On Rosengate, point goes to Mitt Romney.

The First Lady tweeted so.

We have the first unforced error of 2012 presidential season by a Democratic operative that weighs in Mitt Romney’s favor and it came just a couple of days after Santorum exited. That it’s on the subject of women makes it rougher.

Before Mitt Romney’s gafferiffic primary performances, women tilted his way. Now that number has swung 19 points, giving Obama a huge lead with femmes.

That First Lady Michelle Obama weighed in on Twitter reveals just how badly Obama reelect feels Rosen’s comments hurt their message, not only with women, but with coveted independents.

It also gives people like Jennifer Rubin a way to exploit more Republican talking points like “faux ‘war on women.'”

Rubin ignores policies that actually do hurt women, with Rosen’s comments setting it up.

Republicans being more concerned about trial lawyers than equal pay for women, which caused them to vote against the Lily Ledbetter Act en masse, is a real issue, as is the Ryan budget that would obliterate Medicare’s primary role as an assured safety net, which older women rely on significantly.

Mitt Romney’s campaign was tripped up yesterday by a simple question by Sam Stein on the candidate’s position on Ledbetter. But as much as Rachel Maddow wants her audience to think that matters, to the wider public it’s minutia.

Partisan shows make loyal party members feel warm and comfy, but they aren’t reality.

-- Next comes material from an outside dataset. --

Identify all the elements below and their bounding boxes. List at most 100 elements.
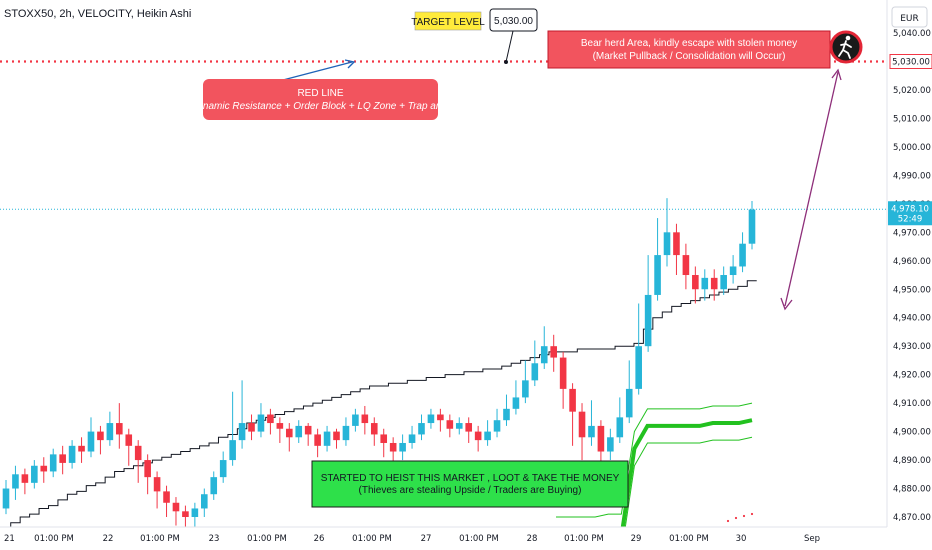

The comment of disrespect by Rosen is ripe for Republicans to use again and again to not only categorize Democrats, but allows Republicans to slither out of their policy decisions that do hurt women by pointing to the comment to reveal disrespect by Democrats for women who make different choices.

This is the type of thing that can wash over a slick candidate like Mitt Romney and inoculate him on policy, because Democratic arrogance on women’s vote ignores that women in November will vote on economics, not birth control.